Yes I am still alive! Hah. I am planning on getting back to being able to post some stuff to share in maybe another month or so. The next project will take me a while to get to, and I haven’t been able to properly have time to work through it.
I worked on a small “mini-project” today and the idea popped into my head. I won’t really elaborate on the thought process behind it too much, but I do want to share it because it may be helpful to others. I also won’t explain what exactly the data is detailing, because it’s not necessary (nor ground breaking).

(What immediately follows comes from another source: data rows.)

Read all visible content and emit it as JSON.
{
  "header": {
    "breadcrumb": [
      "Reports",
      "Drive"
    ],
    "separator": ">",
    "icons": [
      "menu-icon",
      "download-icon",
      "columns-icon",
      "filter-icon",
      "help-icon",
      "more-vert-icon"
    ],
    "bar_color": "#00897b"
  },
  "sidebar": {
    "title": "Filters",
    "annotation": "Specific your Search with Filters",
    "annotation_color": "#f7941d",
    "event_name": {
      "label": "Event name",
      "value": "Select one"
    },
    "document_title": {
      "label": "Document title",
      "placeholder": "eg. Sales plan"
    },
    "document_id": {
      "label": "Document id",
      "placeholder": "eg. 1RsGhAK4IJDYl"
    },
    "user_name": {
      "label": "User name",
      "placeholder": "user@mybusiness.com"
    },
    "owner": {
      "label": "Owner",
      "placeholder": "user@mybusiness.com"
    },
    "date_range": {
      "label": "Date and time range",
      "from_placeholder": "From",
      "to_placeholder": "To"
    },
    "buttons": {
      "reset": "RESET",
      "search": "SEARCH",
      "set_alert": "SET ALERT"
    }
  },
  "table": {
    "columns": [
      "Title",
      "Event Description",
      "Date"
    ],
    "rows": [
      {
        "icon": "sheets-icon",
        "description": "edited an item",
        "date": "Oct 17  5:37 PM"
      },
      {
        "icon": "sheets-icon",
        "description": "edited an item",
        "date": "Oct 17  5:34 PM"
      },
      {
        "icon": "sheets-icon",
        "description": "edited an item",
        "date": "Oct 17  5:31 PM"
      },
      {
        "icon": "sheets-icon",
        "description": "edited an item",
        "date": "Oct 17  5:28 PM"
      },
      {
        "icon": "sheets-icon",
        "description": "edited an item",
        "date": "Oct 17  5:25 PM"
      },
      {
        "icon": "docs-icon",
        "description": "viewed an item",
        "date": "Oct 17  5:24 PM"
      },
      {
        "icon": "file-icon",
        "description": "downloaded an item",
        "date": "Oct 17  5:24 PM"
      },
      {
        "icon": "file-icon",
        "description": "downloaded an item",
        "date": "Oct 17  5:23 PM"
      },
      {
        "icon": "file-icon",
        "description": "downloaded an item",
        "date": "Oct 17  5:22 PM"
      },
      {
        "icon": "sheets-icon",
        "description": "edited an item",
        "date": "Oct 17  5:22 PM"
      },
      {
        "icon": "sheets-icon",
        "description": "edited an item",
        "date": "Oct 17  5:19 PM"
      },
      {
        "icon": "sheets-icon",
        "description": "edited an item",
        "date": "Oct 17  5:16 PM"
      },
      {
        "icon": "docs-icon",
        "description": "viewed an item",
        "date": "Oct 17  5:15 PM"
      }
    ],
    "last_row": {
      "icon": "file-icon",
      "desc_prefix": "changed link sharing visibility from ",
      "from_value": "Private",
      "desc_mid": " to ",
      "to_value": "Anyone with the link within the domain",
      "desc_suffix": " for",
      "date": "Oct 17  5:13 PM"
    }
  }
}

When testing a signal or set up, we have some options when trying to improve the result. For someone like me who isn’t quite there but it close, it really only does take 1 small thing to completely blow something up; to make it either the foundation for an edge or something not worth touching. The initial batch of re-works and filters, and their subsequent +/- %’s to the success rate are important. The first method is more or less working forwards. Taking the result, glancing over it, and say, “Let me try to add this, or subtract this, etc”. An example of this is to try to filter out certain time periods. Perhaps the original idea planned to trade in healthy and liquid market states, and potential triggers that occur in the dead zones could be hurting the trading win percentage. This is a bit like brute forcing it, which is something that I think should be avoided.
It seems much better to try to work backwards – to go back through all the failures and see which hours of the day the signal works better or worse. BUT, and the point of this post, is that we must not forget other small additions we can make to really make the difference between the two stand out.
The left side shows the failures by hour of the day, and the right show the winners. Alone, or separated, there doesn’t seem to be much difference. As researchers, we need to find good ways to compare both aspects in a way that is as least bias as possible. In this case, I chose to use a ratio of failure/winner. The standard assumptions show to be true. Trading very early in the session (asian open) seem to cause a lot of losses, while trading during the LO and throughout the active periods during the day seem to be a good strategy.